Anyway, it's a hoot. Most of the time, anyway. It can struggle under the weight of repitition, which is unavoidable, I would think, with something like this. But if you're able to go with it, and it's not that hard to do, it's a lot of fun. It creates and tosses off and then forgets about a lot of good old-fashioned pulp strangeness, of the type that nobody who thinks they're recreating this kind of pulp actually manages to duplicate. It's the real thing, is what I'm getting at.


Ed Howard said...

I haven't seen this Feuillade yet, but I'm interested in that lights/tinting idea. I know I've seen that before, and off the top of my head I *think* something similar happens at the beginning of Keaton's 1923 Our Hospitality, when someone blows out a lamp and the tinting goes from yellowish to blue.

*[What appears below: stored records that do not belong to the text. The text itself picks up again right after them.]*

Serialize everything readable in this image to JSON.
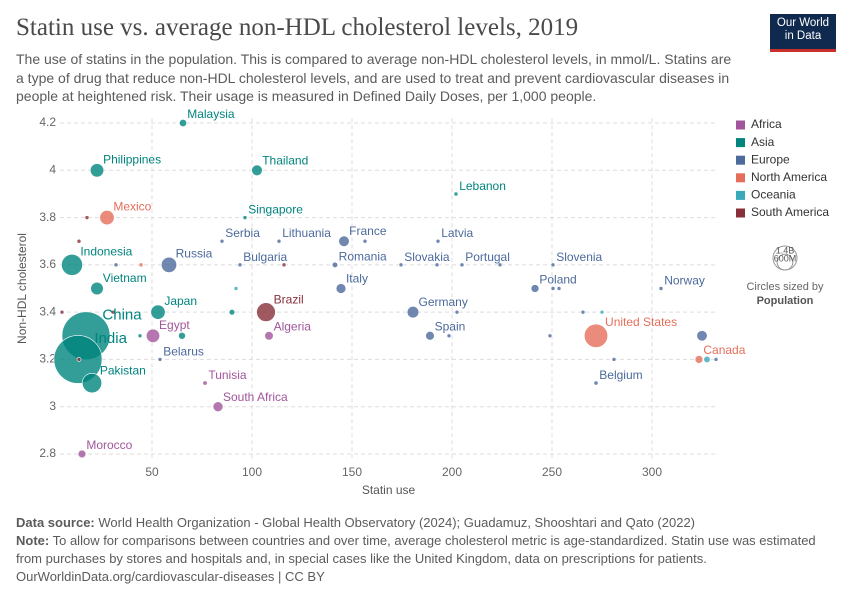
{
  "chart_data": {
    "type": "scatter",
    "title": "Statin use vs. average non-HDL cholesterol levels, 2019",
    "subtitle": "The use of statins in the population. This is compared to average non-HDL cholesterol levels, in mmol/L. Statins are a type of drug that reduce non-HDL cholesterol levels, and are used to treat and prevent cardiovascular diseases in people at heightened risk. Their usage is measured in Defined Daily Doses, per 1,000 people.",
    "logo": [
      "Our World",
      "in Data"
    ],
    "x_label": "Statin use",
    "y_label": "Non-HDL cholesterol",
    "xlim": [
      4,
      332.5
    ],
    "xticks": [
      50,
      100,
      150,
      200,
      250,
      300
    ],
    "ylim": [
      2.78,
      4.22
    ],
    "yticks": [
      2.8,
      3,
      3.2,
      3.4,
      3.6,
      3.8,
      4,
      4.2
    ],
    "grid": true,
    "legend": "right",
    "size_legend": {
      "title": "Circles sized by",
      "variable": "Population",
      "values": [
        {
          "value": 1400000000,
          "label": "1.4B"
        },
        {
          "value": 600000000,
          "label": "600M"
        }
      ]
    },
    "series": [
      {
        "name": "Africa",
        "color": "#a2559c",
        "x": [
          50.5,
          108.5,
          76.5,
          83,
          15
        ],
        "values": [
          3.3,
          3.3,
          3.1,
          3.0,
          2.8
        ],
        "sizes": [
          110000000,
          45000000,
          12000000,
          60000000,
          37000000
        ],
        "labels": [
          "Egypt",
          "Algeria",
          "Tunisia",
          "South Africa",
          "Morocco"
        ]
      },
      {
        "name": "Asia",
        "color": "#00847e",
        "x": [
          65.5,
          22.5,
          102.5,
          96.5,
          202,
          10,
          22.5,
          53,
          17,
          13,
          20,
          65,
          90,
          44
        ],
        "values": [
          4.2,
          4.0,
          4.0,
          3.8,
          3.9,
          3.6,
          3.5,
          3.4,
          3.3,
          3.2,
          3.1,
          3.3,
          3.4,
          3.3
        ],
        "sizes": [
          33000000,
          112000000,
          70000000,
          6000000,
          6000000,
          270000000,
          97000000,
          126000000,
          1400000000,
          1400000000,
          230000000,
          30000000,
          20000000,
          5000000
        ],
        "labels": [
          "Malaysia",
          "Philippines",
          "Thailand",
          "Singapore",
          "Lebanon",
          "Indonesia",
          "Vietnam",
          "Japan",
          "China",
          "India",
          "Pakistan",
          null,
          null,
          null
        ]
      },
      {
        "name": "Europe",
        "color": "#4c6a9c",
        "x": [
          85,
          113.5,
          146,
          156.5,
          193,
          58.5,
          32,
          94,
          141.5,
          174.5,
          192.5,
          205,
          224,
          250.5,
          144.5,
          241.5,
          250.5,
          253.5,
          304.5,
          180.5,
          202.5,
          265.5,
          189,
          198.5,
          249,
          54,
          281,
          325,
          332,
          272
        ],
        "values": [
          3.7,
          3.7,
          3.7,
          3.7,
          3.7,
          3.6,
          3.6,
          3.6,
          3.6,
          3.6,
          3.6,
          3.6,
          3.6,
          3.6,
          3.5,
          3.5,
          3.5,
          3.5,
          3.5,
          3.4,
          3.4,
          3.4,
          3.3,
          3.3,
          3.3,
          3.2,
          3.2,
          3.3,
          3.2,
          3.1
        ],
        "sizes": [
          7000000,
          3000000,
          68000000,
          5000000,
          2000000,
          144000000,
          10000000,
          7000000,
          19000000,
          5000000,
          4000000,
          10000000,
          2000000,
          2000000,
          59000000,
          38000000,
          4000000,
          3000000,
          5000000,
          83000000,
          5000000,
          5000000,
          47000000,
          5000000,
          4000000,
          9000000,
          4000000,
          67000000,
          3000000,
          11000000
        ],
        "labels": [
          "Serbia",
          "Lithuania",
          "France",
          null,
          "Latvia",
          "Russia",
          null,
          "Bulgaria",
          "Romania",
          "Slovakia",
          null,
          "Portugal",
          null,
          "Slovenia",
          "Italy",
          "Poland",
          null,
          null,
          "Norway",
          "Germany",
          null,
          null,
          "Spain",
          null,
          null,
          "Belarus",
          null,
          null,
          null,
          "Belgium"
        ]
      },
      {
        "name": "North America",
        "color": "#e56e5a",
        "x": [
          27.5,
          44.5,
          272,
          323.5
        ],
        "values": [
          3.8,
          3.6,
          3.3,
          3.2
        ],
        "sizes": [
          127000000,
          2000000,
          335000000,
          38000000
        ],
        "labels": [
          "Mexico",
          null,
          "United States",
          "Canada"
        ]
      },
      {
        "name": "Oceania",
        "color": "#38aaba",
        "x": [
          92,
          275,
          327.5
        ],
        "values": [
          3.5,
          3.4,
          3.2
        ],
        "sizes": [
          1000000,
          5000000,
          26000000
        ],
        "labels": [
          null,
          null,
          null
        ]
      },
      {
        "name": "South America",
        "color": "#883039",
        "x": [
          17.5,
          13.5,
          5,
          30.5,
          107,
          116,
          13.5
        ],
        "values": [
          3.8,
          3.7,
          3.4,
          3.4,
          3.4,
          3.6,
          3.2
        ],
        "sizes": [
          3000000,
          10000000,
          7000000,
          4000000,
          215000000,
          3000000,
          3000000
        ],
        "labels": [
          null,
          null,
          null,
          null,
          "Brazil",
          null,
          null
        ]
      }
    ],
    "source_label": "Data source:",
    "source": "World Health Organization - Global Health Observatory (2024); Guadamuz, Shooshtari and Qato (2022)",
    "note_label": "Note:",
    "note": "To allow for comparisons between countries and over time, average cholesterol metric is age-standardized. Statin use was estimated from purchases by stores and hospitals and, in special cases like the United Kingdom, data on prescriptions for patients.",
    "url": "OurWorldinData.org/cardiovascular-diseases | CC BY"
  }
}
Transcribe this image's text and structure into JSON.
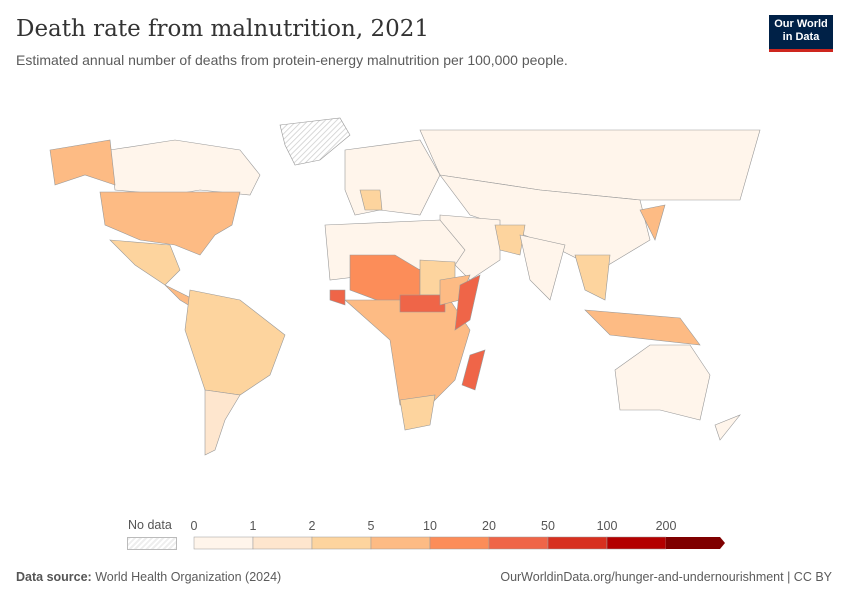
{
  "header": {
    "title": "Death rate from malnutrition, 2021",
    "subtitle": "Estimated annual number of deaths from protein-energy malnutrition per 100,000 people.",
    "logo": "Our World in Data"
  },
  "legend": {
    "no_data": "No data",
    "ticks": [
      "0",
      "1",
      "2",
      "5",
      "10",
      "20",
      "50",
      "100",
      "200"
    ],
    "colors": [
      "#fff5eb",
      "#fee6ce",
      "#fdd49e",
      "#fdbb84",
      "#fc8d59",
      "#ef6548",
      "#d7301f",
      "#b30000",
      "#7f0000"
    ]
  },
  "regions": [
    {
      "name": "Greenland",
      "bin": -1
    },
    {
      "name": "Canada",
      "bin": 0
    },
    {
      "name": "Alaska",
      "bin": 3
    },
    {
      "name": "United States",
      "bin": 3
    },
    {
      "name": "Mexico",
      "bin": 2
    },
    {
      "name": "Central America",
      "bin": 3
    },
    {
      "name": "South America",
      "bin": 2
    },
    {
      "name": "Southern Cone",
      "bin": 1
    },
    {
      "name": "Europe",
      "bin": 0
    },
    {
      "name": "France",
      "bin": 2
    },
    {
      "name": "Russia",
      "bin": 0
    },
    {
      "name": "Central & East Asia",
      "bin": 0
    },
    {
      "name": "Middle East",
      "bin": 0
    },
    {
      "name": "Pakistan/Afghanistan",
      "bin": 2
    },
    {
      "name": "India",
      "bin": 0
    },
    {
      "name": "Southeast Asia",
      "bin": 2
    },
    {
      "name": "Indonesia",
      "bin": 3
    },
    {
      "name": "Japan",
      "bin": 3
    },
    {
      "name": "North Africa",
      "bin": 0
    },
    {
      "name": "Sahel",
      "bin": 4
    },
    {
      "name": "Sudan",
      "bin": 2
    },
    {
      "name": "West Africa coast",
      "bin": 5
    },
    {
      "name": "Central & Southern Africa",
      "bin": 3
    },
    {
      "name": "South Sudan/CAR",
      "bin": 5
    },
    {
      "name": "Ethiopia",
      "bin": 3
    },
    {
      "name": "Somalia",
      "bin": 5
    },
    {
      "name": "South Africa",
      "bin": 2
    },
    {
      "name": "Madagascar",
      "bin": 5
    },
    {
      "name": "Australia",
      "bin": 0
    },
    {
      "name": "New Zealand",
      "bin": 0
    }
  ],
  "footer": {
    "source_label": "Data source:",
    "source": "World Health Organization (2024)",
    "url": "OurWorldinData.org/hunger-and-undernourishment | CC BY"
  }
}
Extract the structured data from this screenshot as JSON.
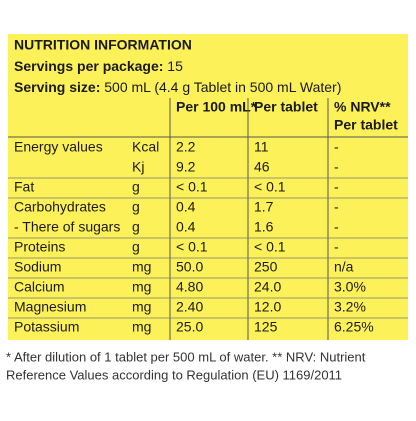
{
  "header": {
    "title": "NUTRITION INFORMATION",
    "servings_label": "Servings per package:",
    "servings_value": "15",
    "serving_size_label": "Serving size:",
    "serving_size_value": "500 mL (4.4 g Tablet in 500 mL Water)"
  },
  "table": {
    "columns": [
      "Per 100 mL*",
      "Per tablet",
      "% NRV**",
      "Per tablet"
    ],
    "rows": [
      [
        "Energy values",
        "Kcal",
        "2.2",
        "11",
        "-"
      ],
      [
        "",
        "Kj",
        "9.2",
        "46",
        "-"
      ],
      [
        "Fat",
        "g",
        "< 0.1",
        "< 0.1",
        "-"
      ],
      [
        "Carbohydrates",
        "g",
        "0.4",
        "1.7",
        "-"
      ],
      [
        "- There of sugars",
        "g",
        "0.4",
        "1.6",
        "-"
      ],
      [
        "Proteins",
        "g",
        "< 0.1",
        "< 0.1",
        "-"
      ],
      [
        "Sodium",
        "mg",
        "50.0",
        "250",
        "n/a"
      ],
      [
        "Calcium",
        "mg",
        "4.80",
        "24.0",
        "3.0%"
      ],
      [
        "Magnesium",
        "mg",
        "2.40",
        "12.0",
        "3.2%"
      ],
      [
        "Potassium",
        "mg",
        "25.0",
        "125",
        "6.25%"
      ]
    ]
  },
  "footnote": [
    "* After dilution of 1 tablet per 500 mL of water. ** NRV: Nutrient",
    "Reference Values according to Regulation (EU) 1169/2011"
  ]
}
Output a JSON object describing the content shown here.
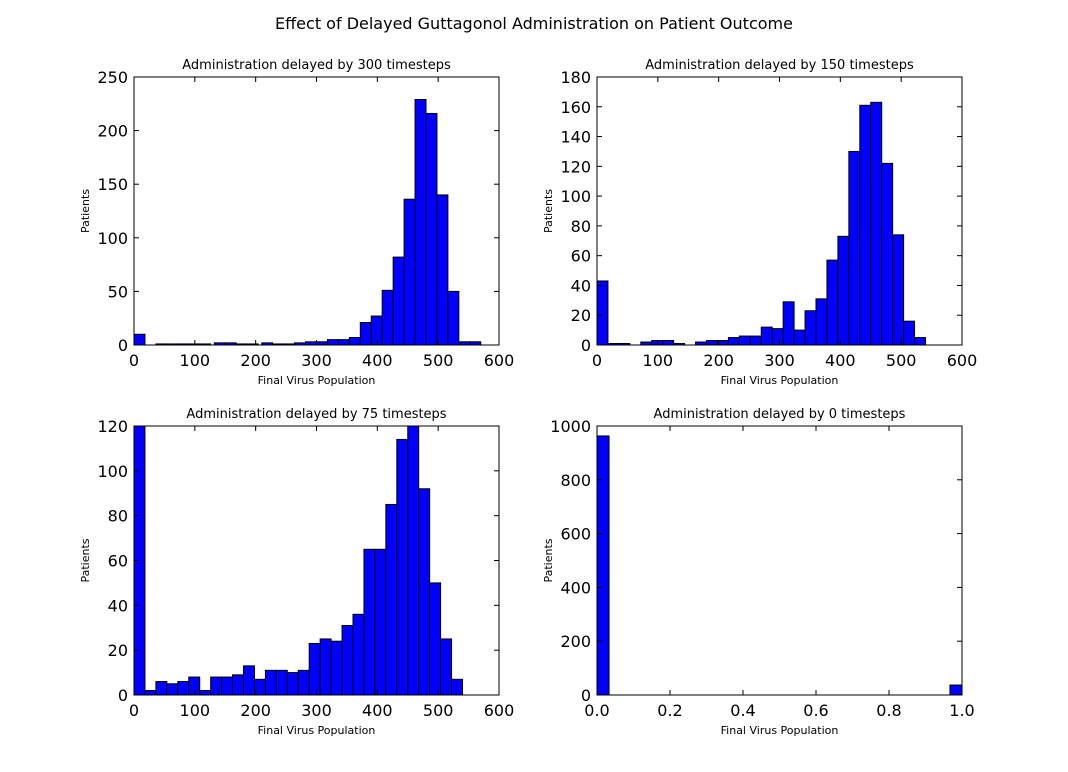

Like you, I've seen more silents this year than in my whole life previous, and it's been fun and illuminating.

bill r. said...

Can I safely assume you've seen THE PHANTOM CARRIAGE? Because if not hoooollllyyyyy shiiiiit!

Peter Lenihan said...

Regarding the whole good guys kinda boring thing, Feuillade reportedly got into a bit of trouble for purportedly glorifying terrorism / do-baddery with Les Vampires, and it's really interesting to contrast with his follow-up Judex, in which the good guy is both far more interesting and a bona fide fascist (although probably not in Feuillade's eyes, admittedly). Well worth checking out.

Stacia said...

There has always been an explanation of sorts about Les Vampires that more characters died than were originally intended because the actors themselves died, either through war or influenza, depending on who tells the story. But now that I actually bother to look it up, it couldn't have been from the influenza pandemic because it was too early, and while several people in the credits apparently never worked again after 1915-1916, I can't find death dates for them. Clearly, I can't believe everything I heard on Usenet back in 1995. Who knew?